Broken Records: How America's Faulty Background Check System Allows Criminal to Get Guns

Jan 01, 2002
  • Description

The report, entitled Broken Records, uses data culled from the Department of Justice and various state sources and gives failing grades to 22 states for having grossly inadequate criminal, domestic violence, and mental disability records. North Carolina received the top grade of B+, followed by New York and Michigan, which received B's. Indiana maintains the worst records in the country. Each state compiles felony conviction, mental disability, and domestic violence records for use by the FBI's National Instant Criminal Background Check System (NICS) and state agencies to approve or disapprove gun buyers under the Brady Law. Because states have failed to computerize many of these records, thousands of prohibited buyers have been able to obtain guns even after undergoing a background check.

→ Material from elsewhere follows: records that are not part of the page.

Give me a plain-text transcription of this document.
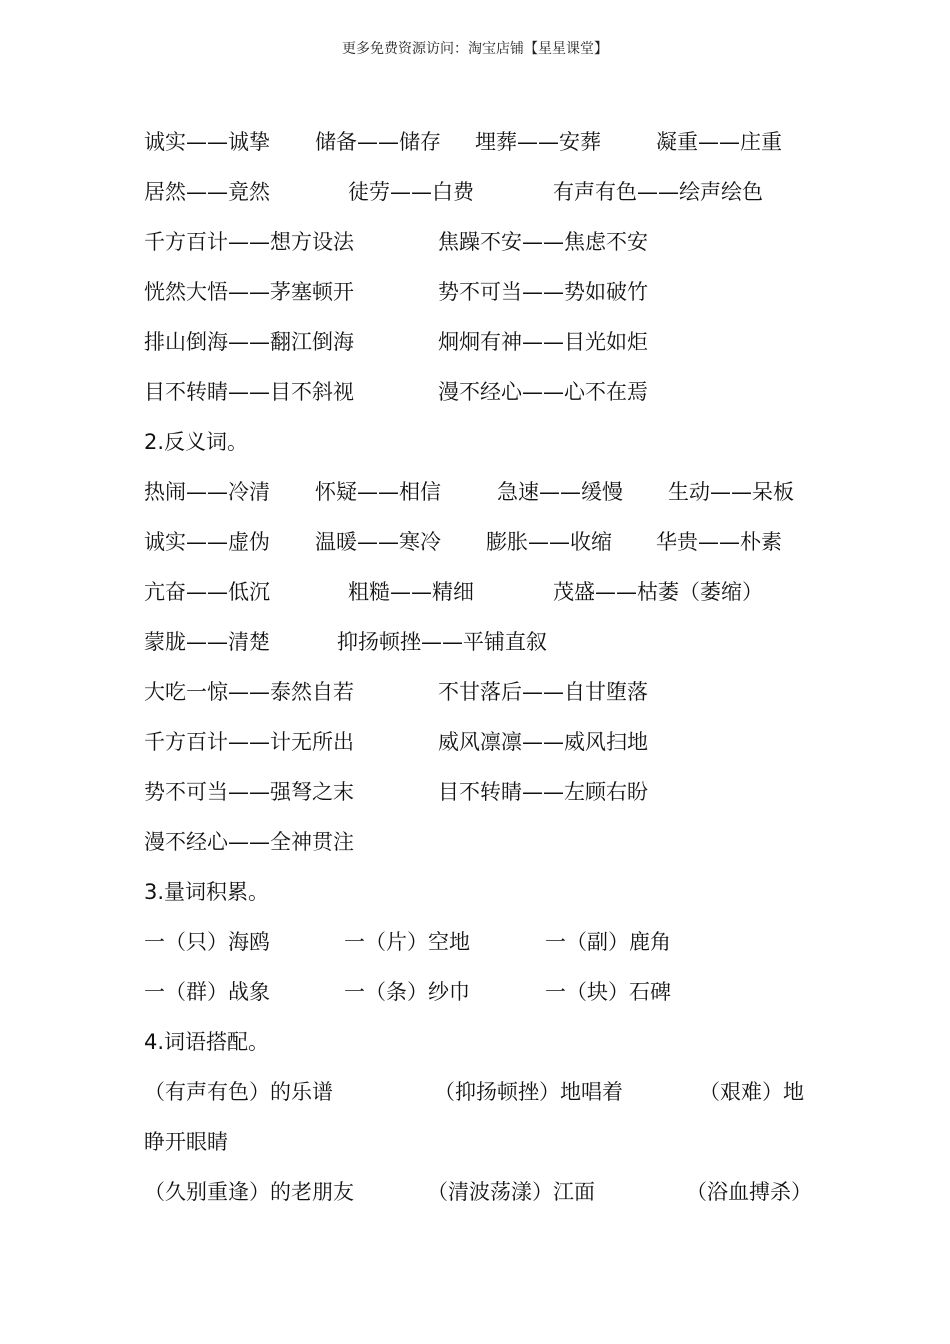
更多免费资源访问：淘宝店铺【星星课堂】
诚实——诚挚 储备——储存 埋葬——安葬	凝重——庄重
居然——竟然	徒劳——白费	有声有色——绘声绘色
千方百计——想方设法	焦躁不安——焦虑不安
恍然大悟——茅塞顿开	势不可当——势如破竹
排山倒海——翻江倒海	炯炯有神——目光如炬
目不转睛——目不斜视	漫不经心——心不在焉
2.反义词。
热闹——冷清 怀疑——相信	急速——缓慢 生动——呆板
诚实——虚伪 温暖——寒冷 膨胀——收缩 华贵——朴素
亢奋——低沉	粗糙——精细	茂盛——枯萎（萎缩）
蒙胧——清楚	抑扬顿挫——平铺直叙
大吃一惊——泰然自若	不甘落后——自甘堕落
千方百计——计无所出	威风凛凛——威风扫地
势不可当——强弩之末	目不转睛——左顾右盼
漫不经心——全神贯注
3.量词积累。
一（只）海鸥	一（片）空地	一（副）鹿角
一（群）战象	一（条）纱巾	一（块）石碑
4.词语搭配。
（有声有色）的乐谱	（抑扬顿挫）地唱着	（艰难）地
睁开眼睛
（久别重逢）的老朋友	（清波荡漾）江面	（浴血搏杀）
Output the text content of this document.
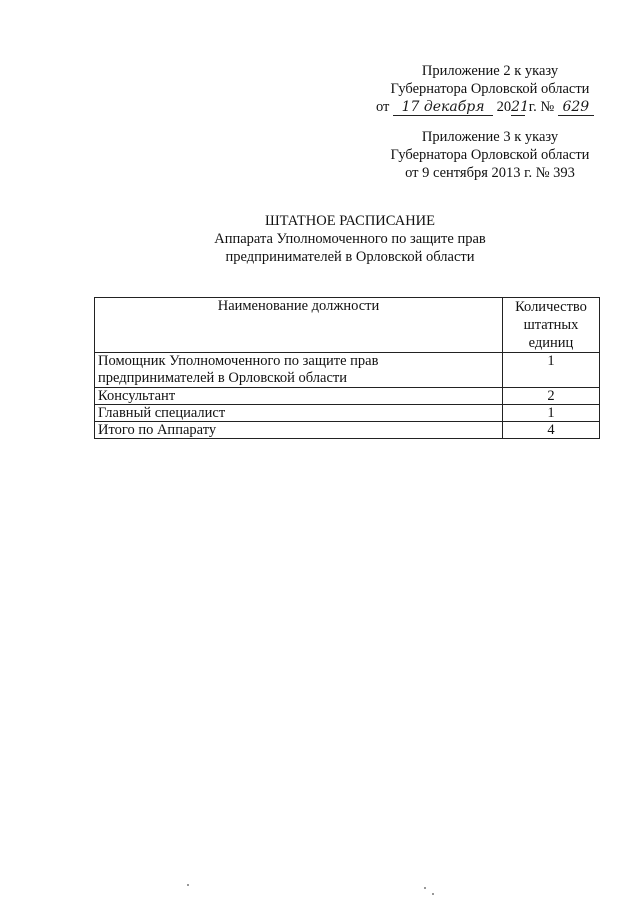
Приложение 2 к указу
Губернатора Орловской области
от 17 декабря 2021 г. № 629
Приложение 3 к указу
Губернатора Орловской области
от 9 сентября 2013 г. № 393
ШТАТНОЕ РАСПИСАНИЕ
Аппарата Уполномоченного по защите прав
предпринимателей в Орловской области
Наименование должности	Количество
штатных
единиц

Помощник Уполномоченного по защите прав
предпринимателей в Орловской области	1
Консультант	2
Главный специалист	1
Итого по Аппарату	4
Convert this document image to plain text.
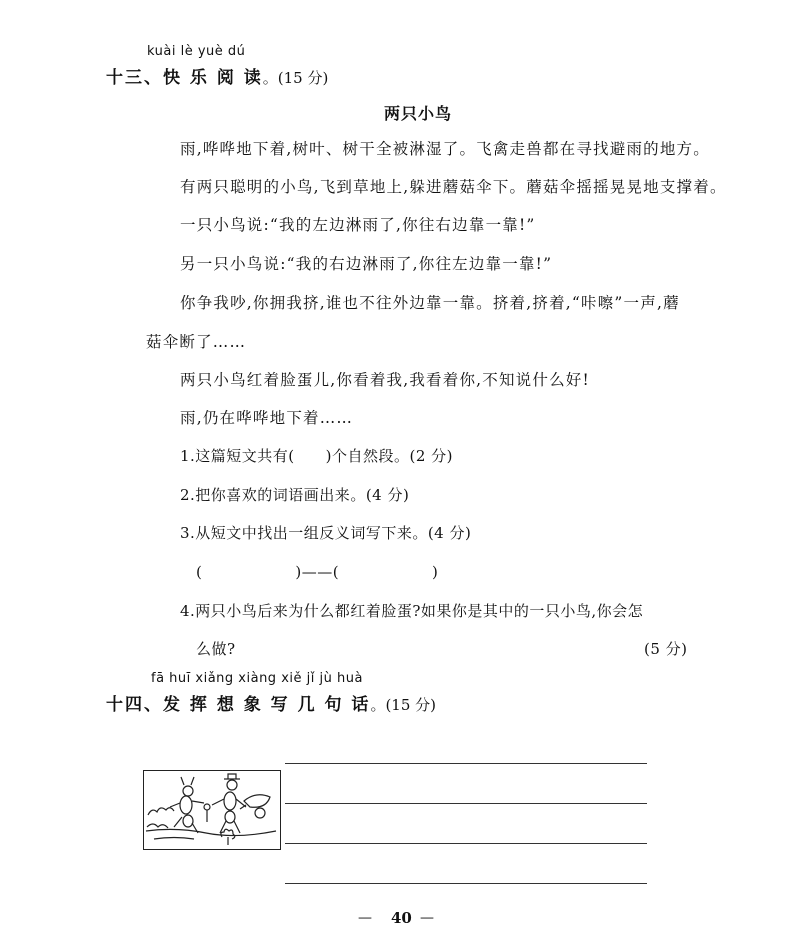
kuài lè yuè dú
十三、快 乐 阅 读。(15 分)
两只小鸟
雨,哗哗地下着,树叶、树干全被淋湿了。飞禽走兽都在寻找避雨的地方。
有两只聪明的小鸟,飞到草地上,躲进蘑菇伞下。蘑菇伞摇摇晃晃地支撑着。
一只小鸟说:“我的左边淋雨了,你往右边靠一靠!”
另一只小鸟说:“我的右边淋雨了,你往左边靠一靠!”
你争我吵,你拥我挤,谁也不往外边靠一靠。挤着,挤着,“咔嚓”一声,蘑
菇伞断了……
两只小鸟红着脸蛋儿,你看着我,我看着你,不知说什么好!
雨,仍在哗哗地下着……
1.这篇短文共有(　　)个自然段。(2 分)
2.把你喜欢的词语画出来。(4 分)
3.从短文中找出一组反义词写下来。(4 分)
(　　　　　　)——(　　　　　　)
4.两只小鸟后来为什么都红着脸蛋?如果你是其中的一只小鸟,你会怎
么做?	(5 分)
fā huī xiǎng xiàng xiě jǐ jù huà
十四、发 挥 想 象 写 几 句 话。(15 分)
— 40 —
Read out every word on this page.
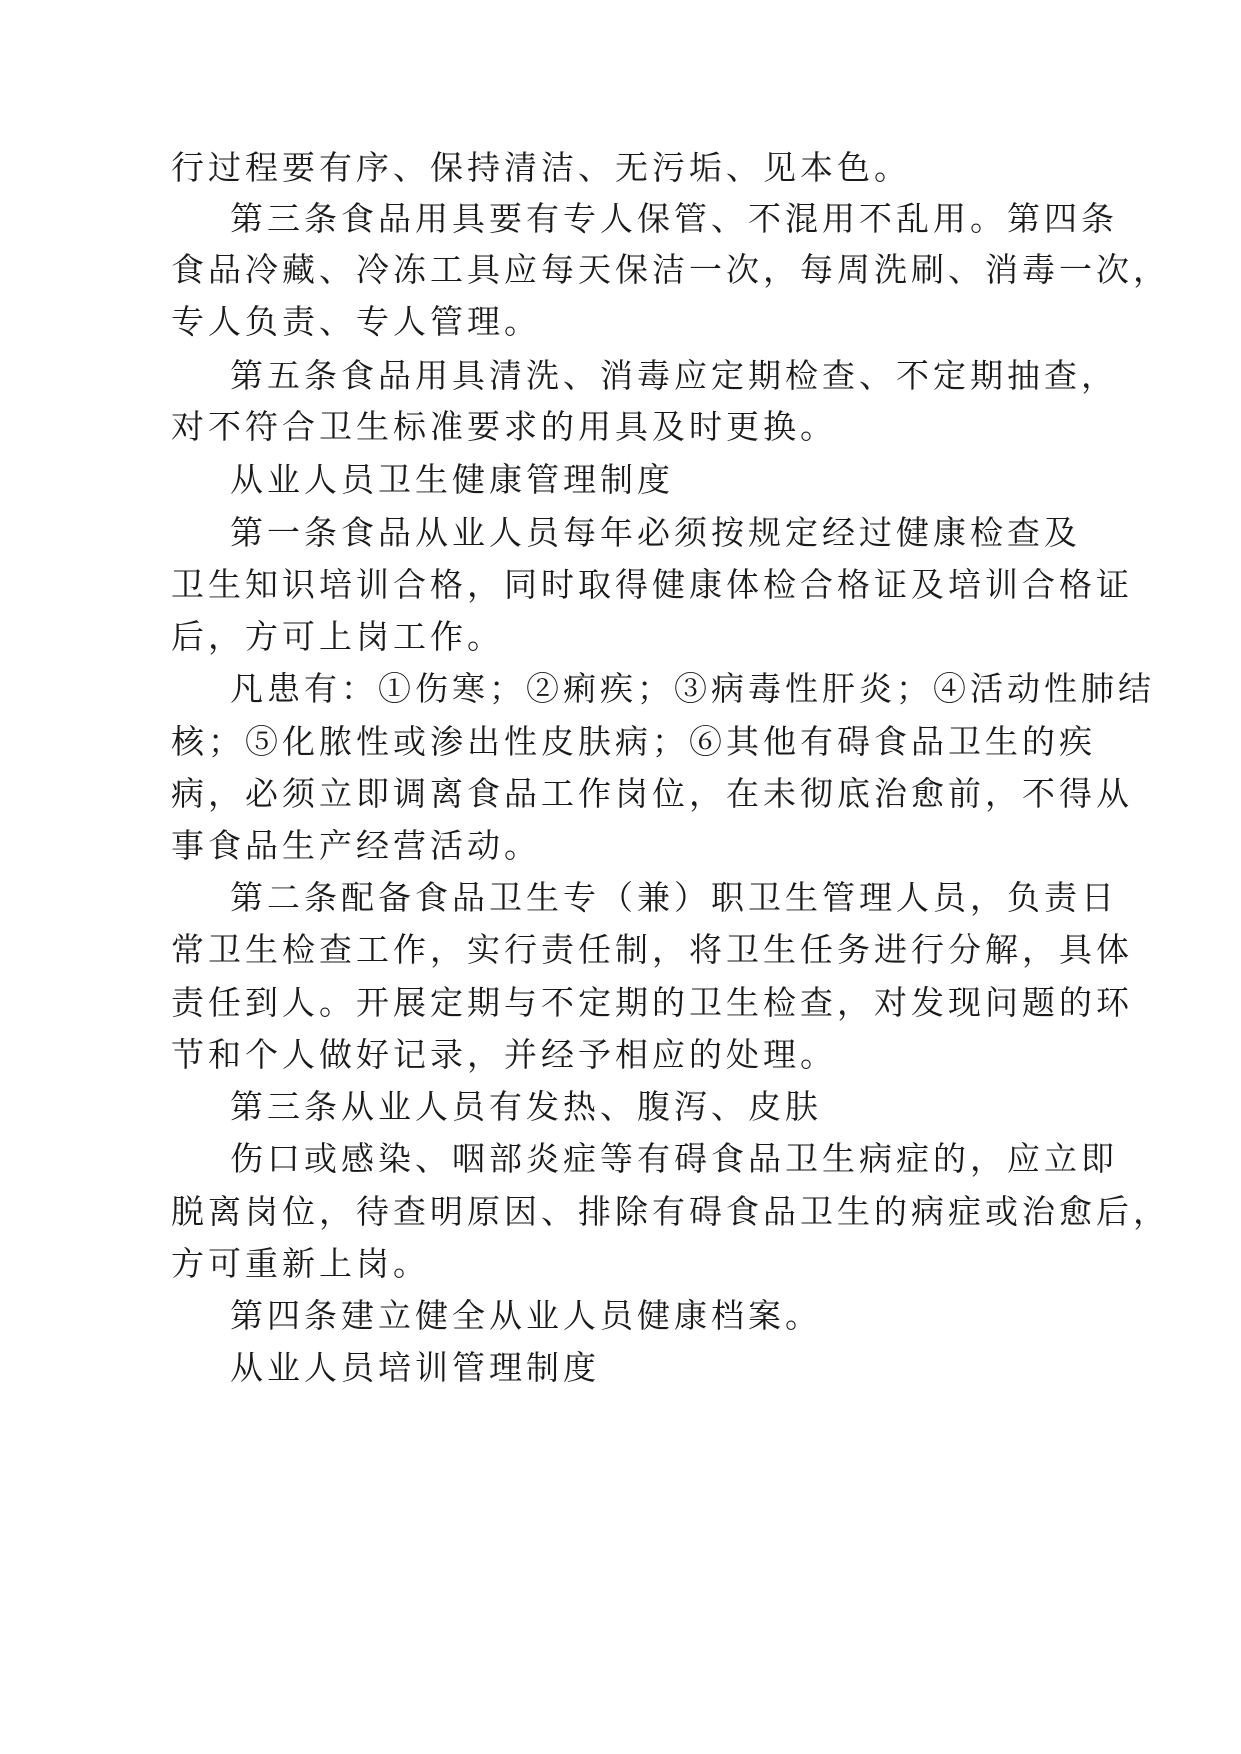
行过程要有序、保持清洁、无污垢、见本色。
第三条食品用具要有专人保管、不混用不乱用。第四条
食品冷藏、冷冻工具应每天保洁一次，每周洗刷、消毒一次，
专人负责、专人管理。
第五条食品用具清洗、消毒应定期检查、不定期抽查，
对不符合卫生标准要求的用具及时更换。
从业人员卫生健康管理制度
第一条食品从业人员每年必须按规定经过健康检查及
卫生知识培训合格，同时取得健康体检合格证及培训合格证
后，方可上岗工作。
凡患有：①伤寒；②痢疾；③病毒性肝炎；④活动性肺结
核；⑤化脓性或渗出性皮肤病；⑥其他有碍食品卫生的疾
病，必须立即调离食品工作岗位，在未彻底治愈前，不得从
事食品生产经营活动。
第二条配备食品卫生专（兼）职卫生管理人员，负责日
常卫生检查工作，实行责任制，将卫生任务进行分解，具体
责任到人。开展定期与不定期的卫生检查，对发现问题的环
节和个人做好记录，并经予相应的处理。
第三条从业人员有发热、腹泻、皮肤
伤口或感染、咽部炎症等有碍食品卫生病症的，应立即
脱离岗位，待查明原因、排除有碍食品卫生的病症或治愈后，
方可重新上岗。
第四条建立健全从业人员健康档案。
从业人员培训管理制度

AGSF found that, according to state and federal sources, 9,976 prohibited buyers throughout the nation obtained a gun because of faulty records. Under federal law, if the state or federal government cannot complete a background check within 3 business days, gun dealers may turn over a firearm to a buyer. AGSF warned that this number represents only the tip of the iceberg, as the figure does not include the thousands of others who might have obtained guns illegally because mental disability and domestic violence records are either not part of the database or totally nonexistent in many states.